Alfredo espino
En 1920 ingresó a la Universidad de El Salvador, inscribiéndose en la Facultad de Jurisprudencia.[3] Durante su instancia en la Ciudad Universitaria, fue parte de tantas actividades dentro de la misma, incluso de manifestaciones hechas por estudiantes para evitar el alza de los precios de pasaje en tranvía.[2]
Los últimos años de su vida se volvieron muy adversos; la negativa de sus padres para consentir su casamiento con ciertas jóvenes lo condujo a constantes desequilibrios emocionales y amorosos.[2] Para mitigarlos, se entregó a largos ratos de bohemia, en bares y burdeles de la capital del país.[2]
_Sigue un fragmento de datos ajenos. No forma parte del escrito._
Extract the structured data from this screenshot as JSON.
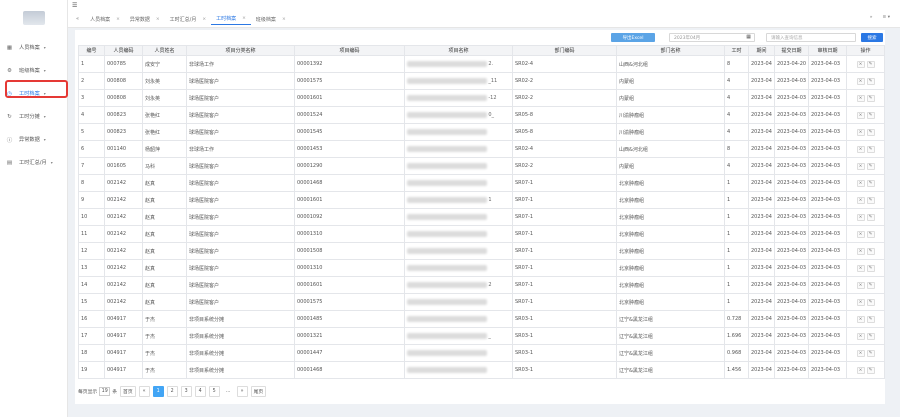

Fue durante una de estas crisis alcohólicas que él mismo puso fin a su vida, en la madrugada del 24 de mayo de 1928 en la ciudad de San Salvador.[1][2]
Sepultado primero en el Cementerio General capitalino —donde los discursos de estilo corrieron a cargo del doctor y escritor Julio Enrique Ávila y los entonces bachilleres Manuel F. Chavarría y Rafael Vásquez—, desde hace unos años los restos de Espino fueron trasladados a la Cripta de los Poetas, en el camposanto privado Jardines del Recuerdo, al sur de la ciudad de San Salvador.
Edgardo Alfredo Espino Najarro (Ahuachapán; 8 de enero de 1900-San Salvador; 24 de mayo de 1928),[1] conocido como Alfredo Espino, fue un poeta salvadoreño.